On the 10th of November 2023, an article was published in SVT announcing that 7 primary schools started by the Internationella Engelska Skolan (IES) group are conducting their education in violation of rules set by the Swedish Schools Inspectorate. They had conducted a majority of their teaching in English, and had employed English teachers with foreign (often anglophone) educations, both of which the Inspectorate considers to violate their responsibilities as primary schools. Rulewise, they’re right; IES certainly interpreted the Inspectorate’s rules in a more than creative way. But does this have any bearing on the foremost responsibility of the schools, the students’ learning?  


According to Anna Bergqvist, a department head at the Swedish Schools Inspectorate, the problem with having English teachers of anglophone backgrounds is that they may struggle “to teach which difficulties there are with this particular language for Swedish students”. Seeing as only 41% of students at IES have a foreign background, we would then expect to see their English skills lagging far behind their peers at other schools. But statistics show just the opposite: in 2023, 96% of IES students scored a C or above on the English national exams, compared to 79% of other students.


The benefits of their internationally grounded education are not just confined to English either. Despite the Swedish language advocacy network Språkförsvaret’s claim that the schools feature “bedrövlig engelska, usel eller obefintlig svenska”, their students actually score higher in Swedish, with 66% compared to 52% at C or above in the aforementioned national examinations. If the rest of our education system can barely get half of their students above a C in their own language, how will trying to emulate them do either the language or the students any good?

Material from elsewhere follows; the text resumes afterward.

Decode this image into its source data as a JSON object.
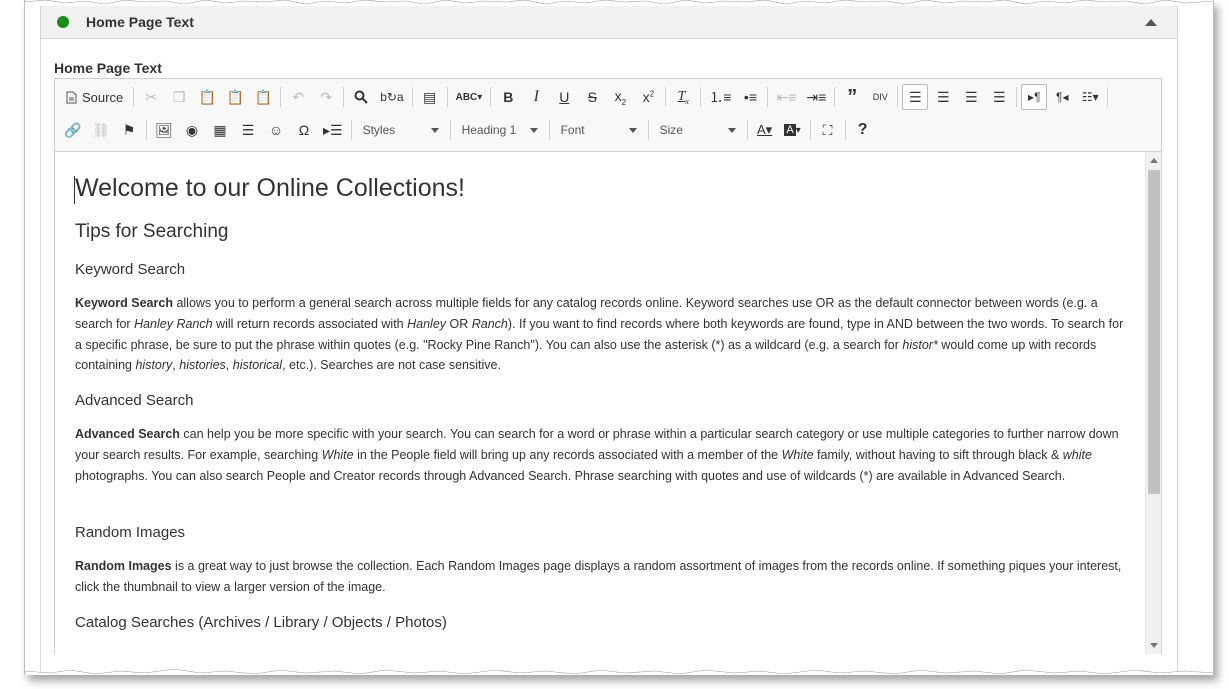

All this is in accordance with what we know about internationally oriented, bilingual education. In 2016, a large-scale randomized study on the effects of a bilingual education program showed that students learning in two languages markedly outclassed their monolingual peers in both, leaving the researcher suspecting that understanding a foreign language helps us understand our own as well. As such, adapting our schools to the sweeping wave of globalization will not threaten the Swedish language or culture: However, given the widely acknowledged decline of Sweden’s student performance, our current way of doing things may. 


Outside of language subjects, students also benefit: When teaching is done in English we can recruit the most talented teachers from across the world, hence why a 2019 study shows that attending an IES school leads to comparatively large increases in math scores between years 6-9, whereas the opposite effect exists in municipal schools. Graduates of the primarily English-speaking International Baccalaureate program are also known to outperform their peers in university, no matter their socioeconomic background. And given the country’s severe teacher shortage, being able to recruit teachers from across the world is more important than ever. Excluding global talent on the basis of these ungrounded fears about language death and poor academic performance will not just hurt our global competitiveness as a nation, but the future of our children.


Bearing these facts in mind, the position of our educational bureaucracy becomes all but untenable. With our ranking on the global PISA ranking declining and our universities complaining about the faltering knowledge of their new students, we should look to the best performing parts of our school system for guidance, instead of seeking to align them with the rest. If we can’t keep up and improve our standards, we’ll eventually lose far more than just our knowledge of “en/ett”: Our future as a highly developed nation is at stake.